The US 2 collisions and the US 12 avalanche assessment effectively shrink the menu of credible detours, creating a scenario where problems on one route can’t be easily relieved by shifting demand to another. That’s the deeper relevance of Snoqualmie Pass conditions in this moment: the state’s network redundancy is under strain when multiple corridors face different failure modes at the same time—crashes, treefalls, and safety assessments.
What the pattern suggests for drivers watching Snoqualmie Pass conditions
These WSDOT updates do not quantify duration or forecast when each corridor will normalize. Still, the multi-route disruption pattern points to a practical takeaway grounded in the facts provided: conditions were changing quickly enough that closures, diversions, and requirements were being communicated in rapid succession throughout the morning (ET). When that happens, relying on a single route plan becomes riskier—particularly because the trigger for closure may be an incident rather than a predictable weather threshold.
In plain terms, Snoqualmie Pass conditions should be read as one element in a wider operational picture: if trees are coming down on SR 900 and SR 410, and collisions are blocking US 2 in multiple segments, then the transportation system is absorbing stress from several directions at once. Even if a single corridor reopens, the surrounding network may remain fragile.

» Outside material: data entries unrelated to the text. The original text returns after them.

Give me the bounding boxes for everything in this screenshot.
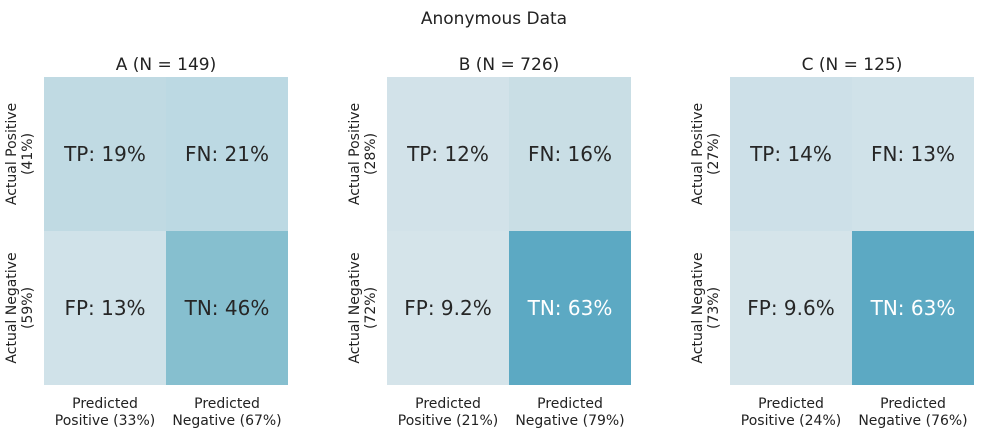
- cell-label: TN: 63%: [870, 296, 956, 320]
- cell-label: FN: 13%: [871, 142, 955, 166]
- row-label-line: Actual Positive: [690, 103, 706, 205]
- heatmap-cell: [730, 231, 852, 385]
- heatmap-cell: [44, 231, 166, 385]
- cell-label: TN: 63%: [527, 296, 613, 320]
- column-label: Predicted Positive (21%): [398, 396, 498, 429]
- column-label-line: Predicted: [415, 396, 481, 412]
- cell-label: FN: 16%: [528, 142, 612, 166]
- panel-title: B (N = 726): [459, 55, 560, 75]
- panel-b: B (N = 726) TP: 12% FN: 16% FP: 9.2% TN: 63%…: [347, 55, 631, 429]
- panel-c: C (N = 125) TP: 14% FN: 13% FP: 9.6% TN: 63%…: [690, 55, 974, 429]
- column-label-line: Predicted: [758, 396, 824, 412]
- row-label-line: (28%): [363, 133, 379, 175]
- row-label-line: (72%): [363, 287, 379, 329]
- column-label-line: Negative (79%): [515, 413, 624, 429]
- column-label-line: Positive (33%): [55, 413, 155, 429]
- heatmap-cell: [387, 231, 509, 385]
- cell-label: FN: 21%: [185, 142, 269, 166]
- heatmap-cell: [166, 77, 288, 231]
- column-label-line: Predicted: [880, 396, 946, 412]
- heatmap-cell: [166, 231, 288, 385]
- column-label-line: Predicted: [194, 396, 260, 412]
- row-label: Actual Positive(27%): [690, 103, 722, 205]
- row-label-line: Actual Negative: [4, 252, 20, 363]
- cell-label: FP: 13%: [64, 296, 145, 320]
- row-label-line: (59%): [20, 287, 36, 329]
- column-label-line: Negative (76%): [858, 413, 967, 429]
- row-label-line: (41%): [20, 133, 36, 175]
- heatmap-cell: [387, 77, 509, 231]
- row-label: Actual Negative(73%): [690, 252, 722, 363]
- row-label: Actual Negative(59%): [4, 252, 36, 363]
- row-label: Actual Positive(28%): [347, 103, 379, 205]
- cell-label: FP: 9.2%: [404, 296, 491, 320]
- panel-title: C (N = 125): [802, 55, 903, 75]
- cell-label: FP: 9.6%: [747, 296, 834, 320]
- heatmap-cell: [852, 231, 974, 385]
- row-label: Actual Positive(41%): [4, 103, 36, 205]
- column-label-line: Predicted: [537, 396, 603, 412]
- figure-title: Anonymous Data: [421, 9, 567, 29]
- row-label-line: (73%): [706, 287, 722, 329]
- heatmap-cell: [730, 77, 852, 231]
- cell-label: TP: 12%: [406, 142, 489, 166]
- row-label-line: (27%): [706, 133, 722, 175]
- row-label-line: Actual Positive: [347, 103, 363, 205]
- column-label: Predicted Negative (79%): [515, 396, 624, 429]
- panel-a: A (N = 149) TP: 19% FN: 21% FP: 13% TN: 46% A…: [4, 55, 288, 429]
- row-label-line: Actual Negative: [690, 252, 706, 363]
- column-label: Predicted Negative (76%): [858, 396, 967, 429]
- cell-label: TP: 19%: [63, 142, 146, 166]
- column-label: Predicted Positive (33%): [55, 396, 155, 429]
- panel-title: A (N = 149): [116, 55, 217, 75]
- heatmap-cell: [509, 77, 631, 231]
- row-label-line: Actual Negative: [347, 252, 363, 363]
- column-label-line: Negative (67%): [172, 413, 281, 429]
- column-label-line: Predicted: [72, 396, 138, 412]
- row-label: Actual Negative(72%): [347, 252, 379, 363]
- column-label: Predicted Negative (67%): [172, 396, 281, 429]
- cell-label: TN: 46%: [184, 296, 270, 320]
- heatmap-cell: [44, 77, 166, 231]
- column-label: Predicted Positive (24%): [741, 396, 841, 429]
- row-label-line: Actual Positive: [4, 103, 20, 205]
- heatmap-cell: [852, 77, 974, 231]
- cell-label: TP: 14%: [749, 142, 832, 166]
- heatmap-cell: [509, 231, 631, 385]
- column-label-line: Positive (24%): [741, 413, 841, 429]
- column-label-line: Positive (21%): [398, 413, 498, 429]
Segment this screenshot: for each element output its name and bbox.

Outlook: a morning defined by compounding hazards
The confirmed facts are clear: WSDOT documented snowfall, closures and diversions across western Washington Friday morning (ET), including an I-90 westbound closure at Easton due to crashes and chain requirements eastbound for all vehicles except AWD. The analytical question is what comes next when incidents, fallen trees, and safety-driven assessments happen at the same time: will Snoqualmie Pass conditions remain the focus, or will the bigger story be how quickly disruptions jump between routes when the detour grid is already compromised?